What had previously been unthinkable just half a year ago is now a credible scenario after the Financial Times just warned that the EU might cut off the purse strings to Ukraine. Political gridlock has impeded consensual agreement on the bloc’s next budget, thus putting funding for that former Soviet Republic at risk. Moreover, some member states like Hungary have threatened to block Ukraine’s membership bid, while a recent German Constitutional Court ruling abruptly curbed Berlin’s borrowing plans.
It’s therefore not just the military and political phases of the Ukrainian Conflict that are finally winding down as a result of summer’s failed counteroffensive and the impact that it had on reshaping Western policymakers’ perceptions, but also the financial one too as proven by the Financial Times’ latest report. While the US’ funding of this proxy war was already in doubt since fall, there was still hope among Ukraine’s supporters abroad that the EU would step up to take on a greater burden in response.
All such expectations have suddenly been dashed as explained, which combines with the winding down of the two previously mentioned phases to create a full-blown strategic crisis for that country. Military aid is dwindling, political commitment to the cause is waning, and financing is no longer promised. If at least the last of these three was secured, then the growing partisan divisions inside Ukraine could have theoretically remained manageable, but they’ll likely soon spiral now that even this is uncertain.
After all, the state relies on foreign funding to function, so it’ll have to curtail social services and possibly even force state employees into working without wages on pain of imprisonment. The already difficult situation for average folks could become much worse while tensions between Zelensky and Commander-in-Chief Zaluzhny might explode if their supporters try pinning the blame on the other figure. Simply put, all preexisting fault lines inside Ukraine could further exacerbate at the same time, thus leading to chaos.
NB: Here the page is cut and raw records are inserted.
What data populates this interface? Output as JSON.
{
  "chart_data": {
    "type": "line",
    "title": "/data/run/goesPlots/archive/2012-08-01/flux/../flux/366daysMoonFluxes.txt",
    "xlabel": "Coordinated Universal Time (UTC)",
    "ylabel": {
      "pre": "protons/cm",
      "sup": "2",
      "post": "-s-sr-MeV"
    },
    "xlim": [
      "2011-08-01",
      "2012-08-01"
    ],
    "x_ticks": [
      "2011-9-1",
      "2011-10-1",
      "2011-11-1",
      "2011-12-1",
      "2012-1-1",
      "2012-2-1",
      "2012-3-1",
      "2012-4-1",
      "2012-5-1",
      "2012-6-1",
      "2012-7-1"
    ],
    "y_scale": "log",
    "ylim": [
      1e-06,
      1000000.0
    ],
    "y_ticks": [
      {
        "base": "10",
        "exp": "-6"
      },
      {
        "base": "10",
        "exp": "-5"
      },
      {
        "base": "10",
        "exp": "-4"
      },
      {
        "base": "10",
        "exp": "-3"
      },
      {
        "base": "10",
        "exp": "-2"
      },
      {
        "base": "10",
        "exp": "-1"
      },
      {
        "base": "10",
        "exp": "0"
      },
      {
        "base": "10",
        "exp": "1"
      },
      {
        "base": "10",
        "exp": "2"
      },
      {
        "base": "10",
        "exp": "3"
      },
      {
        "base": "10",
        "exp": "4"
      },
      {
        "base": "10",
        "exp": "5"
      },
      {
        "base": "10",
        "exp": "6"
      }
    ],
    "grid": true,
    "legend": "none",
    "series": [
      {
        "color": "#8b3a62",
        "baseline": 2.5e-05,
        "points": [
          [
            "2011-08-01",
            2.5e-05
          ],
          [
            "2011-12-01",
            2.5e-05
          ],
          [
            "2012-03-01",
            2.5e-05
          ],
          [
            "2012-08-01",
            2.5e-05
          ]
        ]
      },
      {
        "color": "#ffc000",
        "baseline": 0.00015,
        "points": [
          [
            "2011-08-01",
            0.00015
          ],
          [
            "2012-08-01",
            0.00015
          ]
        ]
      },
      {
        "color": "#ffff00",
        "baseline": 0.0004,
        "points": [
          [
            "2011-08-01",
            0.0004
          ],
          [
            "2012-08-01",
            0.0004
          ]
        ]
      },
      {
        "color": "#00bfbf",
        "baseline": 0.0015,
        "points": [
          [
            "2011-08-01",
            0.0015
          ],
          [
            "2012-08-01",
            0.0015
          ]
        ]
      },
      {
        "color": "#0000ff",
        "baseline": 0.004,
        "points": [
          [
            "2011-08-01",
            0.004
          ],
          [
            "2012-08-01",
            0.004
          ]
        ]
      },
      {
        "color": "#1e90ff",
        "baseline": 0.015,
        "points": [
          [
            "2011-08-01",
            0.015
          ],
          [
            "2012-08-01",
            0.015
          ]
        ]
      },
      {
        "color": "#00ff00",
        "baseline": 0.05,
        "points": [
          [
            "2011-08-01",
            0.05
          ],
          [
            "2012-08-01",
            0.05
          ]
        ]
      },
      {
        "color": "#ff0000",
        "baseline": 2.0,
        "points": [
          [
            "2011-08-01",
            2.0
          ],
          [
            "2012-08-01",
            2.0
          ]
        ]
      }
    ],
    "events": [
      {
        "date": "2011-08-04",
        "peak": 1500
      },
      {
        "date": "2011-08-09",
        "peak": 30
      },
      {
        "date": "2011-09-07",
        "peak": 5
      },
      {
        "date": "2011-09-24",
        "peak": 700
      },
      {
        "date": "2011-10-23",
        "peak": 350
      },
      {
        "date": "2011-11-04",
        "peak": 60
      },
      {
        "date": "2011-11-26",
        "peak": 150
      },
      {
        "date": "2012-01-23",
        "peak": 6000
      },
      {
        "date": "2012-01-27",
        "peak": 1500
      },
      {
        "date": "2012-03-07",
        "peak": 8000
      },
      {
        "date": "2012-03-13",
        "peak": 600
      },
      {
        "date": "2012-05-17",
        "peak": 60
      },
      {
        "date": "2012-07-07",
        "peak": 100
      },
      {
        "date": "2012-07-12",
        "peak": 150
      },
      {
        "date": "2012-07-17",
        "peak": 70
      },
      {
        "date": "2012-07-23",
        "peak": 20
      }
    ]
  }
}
To be clear, some funding from the West will probably be approved, though whatever Ukraine receives will almost certainly be insufficient for retaining the already fraught financial status quo. Some cuts will inevitably ensue, which could lead to even more anti-government sentiment, including that which is arguably boiling among Zaluzhny-aligned elements within the armed forces. The “Maidan 3” scenario that Zelensky is so worried about could therefore easily become a fait accompli under those conditions.